PhD Thesis Defence Presentations - Alexandros Safakas

A comparative assessment of the behavior of a series of eight (8) perovskite oxides with general formula La_0.8Sr_0.2Co_xFe_1-xO₃ (including La_0.8Sr_0.2FeO₃ and La_0.8Sr_0.2CoO₃) was conducted, as catalysts for CO and propane combustion and as oxygen reduction electrocatalysts for application in high temperature solid oxide fuel cells as well as in low temperature alkaline fuel cells. The main conclusion derived from the study of the catalytic behavior of La_0.8Sr_0.2Co_xFe_1-xO₃ powders for CO and propane oxidation, under oxidative and stoichiometric feed conditions, was that the catalytic activity increased with increasing Co/Fe ratio in the perovskite composition, this effect being more pronounced for oxidative conditions. The study of the impedance characteristics of La_0.8Sr_0.2Co_xFe_1-xO₃ electrodes interfaced to CeO₂-Gd₂O₃ electrolyte under oxygen partial pressures PO₂ ranging from 0.7 to 100 kPa and temperatures from 600 to 850 ^οC revealed that these characteristics were determined by up to two main processes whose relative contribution in shaping the open circuit total polarization resistance depended on PO₂, temperature and Co/Fe ratio. Finally, the study of electrocatalysts composed of a mixture of La_0.8Sr_0.2Co_xFe_1-xO₃ and carbon black (performed mainly via the rotating disk technique) as it concerns oxygen reduction in alkaline medium at  room temperature showed that gradual substitution of Fe by Co in the oxide’s composition results in increase of the electrocatalytic activity.
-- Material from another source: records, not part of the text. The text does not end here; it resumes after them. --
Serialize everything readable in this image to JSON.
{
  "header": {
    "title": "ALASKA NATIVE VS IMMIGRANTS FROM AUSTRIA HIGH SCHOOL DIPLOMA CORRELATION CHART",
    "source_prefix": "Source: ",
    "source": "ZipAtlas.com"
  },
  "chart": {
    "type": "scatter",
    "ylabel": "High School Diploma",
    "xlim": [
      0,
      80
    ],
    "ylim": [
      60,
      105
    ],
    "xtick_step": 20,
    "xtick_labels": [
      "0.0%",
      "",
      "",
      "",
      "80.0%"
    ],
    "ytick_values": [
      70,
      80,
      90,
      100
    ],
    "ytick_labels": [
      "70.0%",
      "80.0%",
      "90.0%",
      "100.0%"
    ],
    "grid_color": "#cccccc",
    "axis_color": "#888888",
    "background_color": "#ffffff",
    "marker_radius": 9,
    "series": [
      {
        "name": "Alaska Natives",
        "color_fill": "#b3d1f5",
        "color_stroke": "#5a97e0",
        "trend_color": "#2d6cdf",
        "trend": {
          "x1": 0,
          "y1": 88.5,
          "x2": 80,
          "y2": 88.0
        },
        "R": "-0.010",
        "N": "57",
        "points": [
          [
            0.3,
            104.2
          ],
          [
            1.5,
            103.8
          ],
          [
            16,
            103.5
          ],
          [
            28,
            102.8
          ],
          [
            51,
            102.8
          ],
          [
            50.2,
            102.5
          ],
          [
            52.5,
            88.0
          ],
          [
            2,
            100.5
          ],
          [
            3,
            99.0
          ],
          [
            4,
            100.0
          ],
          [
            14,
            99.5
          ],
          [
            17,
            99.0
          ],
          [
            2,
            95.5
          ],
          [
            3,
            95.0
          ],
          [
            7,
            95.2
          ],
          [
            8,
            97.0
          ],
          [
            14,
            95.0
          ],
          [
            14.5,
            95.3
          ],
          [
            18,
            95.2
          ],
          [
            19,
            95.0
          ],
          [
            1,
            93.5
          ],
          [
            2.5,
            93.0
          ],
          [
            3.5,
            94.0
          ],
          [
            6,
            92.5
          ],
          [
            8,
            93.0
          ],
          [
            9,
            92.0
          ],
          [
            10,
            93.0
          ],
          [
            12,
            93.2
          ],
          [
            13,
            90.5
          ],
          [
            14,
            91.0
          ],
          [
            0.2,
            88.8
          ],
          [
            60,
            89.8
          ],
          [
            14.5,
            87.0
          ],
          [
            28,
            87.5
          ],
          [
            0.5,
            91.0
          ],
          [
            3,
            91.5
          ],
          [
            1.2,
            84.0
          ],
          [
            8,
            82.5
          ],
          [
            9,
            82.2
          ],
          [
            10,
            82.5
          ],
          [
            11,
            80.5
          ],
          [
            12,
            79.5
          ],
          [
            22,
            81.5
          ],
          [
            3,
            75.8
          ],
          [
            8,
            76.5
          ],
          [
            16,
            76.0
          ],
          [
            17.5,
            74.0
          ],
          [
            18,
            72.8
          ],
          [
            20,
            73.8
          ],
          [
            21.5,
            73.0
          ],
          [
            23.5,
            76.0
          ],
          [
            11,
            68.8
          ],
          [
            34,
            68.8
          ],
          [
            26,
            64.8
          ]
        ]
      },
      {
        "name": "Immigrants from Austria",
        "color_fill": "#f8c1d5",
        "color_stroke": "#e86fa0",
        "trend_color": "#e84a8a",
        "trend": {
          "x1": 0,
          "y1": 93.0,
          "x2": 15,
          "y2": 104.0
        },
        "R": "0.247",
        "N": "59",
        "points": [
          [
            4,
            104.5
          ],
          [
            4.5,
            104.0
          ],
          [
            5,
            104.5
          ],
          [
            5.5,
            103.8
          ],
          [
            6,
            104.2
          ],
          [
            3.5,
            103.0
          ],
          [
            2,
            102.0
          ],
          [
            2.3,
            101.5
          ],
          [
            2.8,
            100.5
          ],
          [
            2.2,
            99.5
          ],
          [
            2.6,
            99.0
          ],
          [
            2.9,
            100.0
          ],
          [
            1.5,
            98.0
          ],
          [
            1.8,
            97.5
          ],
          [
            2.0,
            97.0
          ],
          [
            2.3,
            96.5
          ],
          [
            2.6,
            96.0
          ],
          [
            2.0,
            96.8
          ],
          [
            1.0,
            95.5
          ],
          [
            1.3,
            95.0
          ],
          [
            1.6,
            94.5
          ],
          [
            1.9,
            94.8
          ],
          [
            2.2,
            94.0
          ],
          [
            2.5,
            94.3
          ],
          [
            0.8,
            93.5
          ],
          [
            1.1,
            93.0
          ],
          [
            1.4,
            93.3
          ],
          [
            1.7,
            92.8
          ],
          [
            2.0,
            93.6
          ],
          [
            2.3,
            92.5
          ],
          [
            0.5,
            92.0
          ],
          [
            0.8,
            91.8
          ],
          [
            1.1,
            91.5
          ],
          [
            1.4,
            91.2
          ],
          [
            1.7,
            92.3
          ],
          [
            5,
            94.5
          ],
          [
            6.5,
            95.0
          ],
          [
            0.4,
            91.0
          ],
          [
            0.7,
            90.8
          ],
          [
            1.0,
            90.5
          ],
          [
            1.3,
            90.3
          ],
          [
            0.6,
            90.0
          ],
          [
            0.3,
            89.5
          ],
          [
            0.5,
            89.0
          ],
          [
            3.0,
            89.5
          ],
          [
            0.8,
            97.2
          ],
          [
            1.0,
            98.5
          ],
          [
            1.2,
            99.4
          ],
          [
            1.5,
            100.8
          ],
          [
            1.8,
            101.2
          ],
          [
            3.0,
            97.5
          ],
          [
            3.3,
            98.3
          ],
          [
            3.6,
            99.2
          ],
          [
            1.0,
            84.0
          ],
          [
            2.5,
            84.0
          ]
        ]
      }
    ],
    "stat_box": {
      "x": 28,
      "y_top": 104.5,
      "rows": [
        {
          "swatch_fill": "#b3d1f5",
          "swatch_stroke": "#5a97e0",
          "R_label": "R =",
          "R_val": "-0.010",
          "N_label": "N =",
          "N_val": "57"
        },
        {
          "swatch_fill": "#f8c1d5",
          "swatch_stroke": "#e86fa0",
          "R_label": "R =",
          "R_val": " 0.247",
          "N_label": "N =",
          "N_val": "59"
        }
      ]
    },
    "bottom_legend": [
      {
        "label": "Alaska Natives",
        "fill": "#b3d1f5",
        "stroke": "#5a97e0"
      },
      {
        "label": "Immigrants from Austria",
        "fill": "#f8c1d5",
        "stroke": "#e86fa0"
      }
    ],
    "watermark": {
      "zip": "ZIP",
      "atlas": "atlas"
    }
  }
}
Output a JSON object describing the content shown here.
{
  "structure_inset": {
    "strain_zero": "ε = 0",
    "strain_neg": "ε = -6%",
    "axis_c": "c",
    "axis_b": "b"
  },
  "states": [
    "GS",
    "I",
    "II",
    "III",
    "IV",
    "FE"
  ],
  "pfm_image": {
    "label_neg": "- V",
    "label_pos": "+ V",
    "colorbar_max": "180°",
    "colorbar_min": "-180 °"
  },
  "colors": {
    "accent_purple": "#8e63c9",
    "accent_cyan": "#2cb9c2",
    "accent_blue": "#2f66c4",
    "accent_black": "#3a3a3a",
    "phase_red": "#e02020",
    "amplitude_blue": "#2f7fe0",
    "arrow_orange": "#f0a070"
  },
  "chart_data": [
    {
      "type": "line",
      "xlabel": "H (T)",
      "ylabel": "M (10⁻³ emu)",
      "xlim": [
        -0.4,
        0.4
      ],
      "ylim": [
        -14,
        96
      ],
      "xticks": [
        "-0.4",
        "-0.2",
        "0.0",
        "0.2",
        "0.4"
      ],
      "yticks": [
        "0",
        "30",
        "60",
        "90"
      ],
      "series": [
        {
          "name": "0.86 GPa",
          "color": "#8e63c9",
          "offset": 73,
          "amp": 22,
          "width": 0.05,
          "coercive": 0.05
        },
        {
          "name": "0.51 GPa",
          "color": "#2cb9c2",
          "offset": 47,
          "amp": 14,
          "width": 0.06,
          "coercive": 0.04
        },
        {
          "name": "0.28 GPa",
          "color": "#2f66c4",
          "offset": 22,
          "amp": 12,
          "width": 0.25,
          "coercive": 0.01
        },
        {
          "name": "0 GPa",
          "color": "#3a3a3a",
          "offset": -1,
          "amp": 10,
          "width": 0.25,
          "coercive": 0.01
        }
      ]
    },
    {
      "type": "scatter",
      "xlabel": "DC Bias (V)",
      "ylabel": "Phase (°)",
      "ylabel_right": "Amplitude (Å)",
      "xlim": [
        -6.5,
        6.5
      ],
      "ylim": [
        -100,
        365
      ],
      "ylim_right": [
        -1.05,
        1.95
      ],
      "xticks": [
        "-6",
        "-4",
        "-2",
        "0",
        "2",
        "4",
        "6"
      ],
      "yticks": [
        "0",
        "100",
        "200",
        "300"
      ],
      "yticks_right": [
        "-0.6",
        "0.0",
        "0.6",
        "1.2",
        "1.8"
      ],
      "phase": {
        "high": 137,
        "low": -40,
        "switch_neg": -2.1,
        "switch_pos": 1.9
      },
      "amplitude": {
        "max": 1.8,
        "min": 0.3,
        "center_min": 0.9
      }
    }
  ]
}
Also, an increase in the number of transferred electrons was found, from ca. 2 for La_0.8Sr_0.2FeO₃/C to ca. 4 for La_0.8Sr_0.2CoO₃/C, implying a gradual change in the reaction mechanism. In all above cases, the origin of the observed behavior was associated with changes in the electronic structure of the surface B-sites (Co- and Fe-sites) induced by changing the Co/Fe ratio, as well as with changes in the concentration of oxygen vacancies.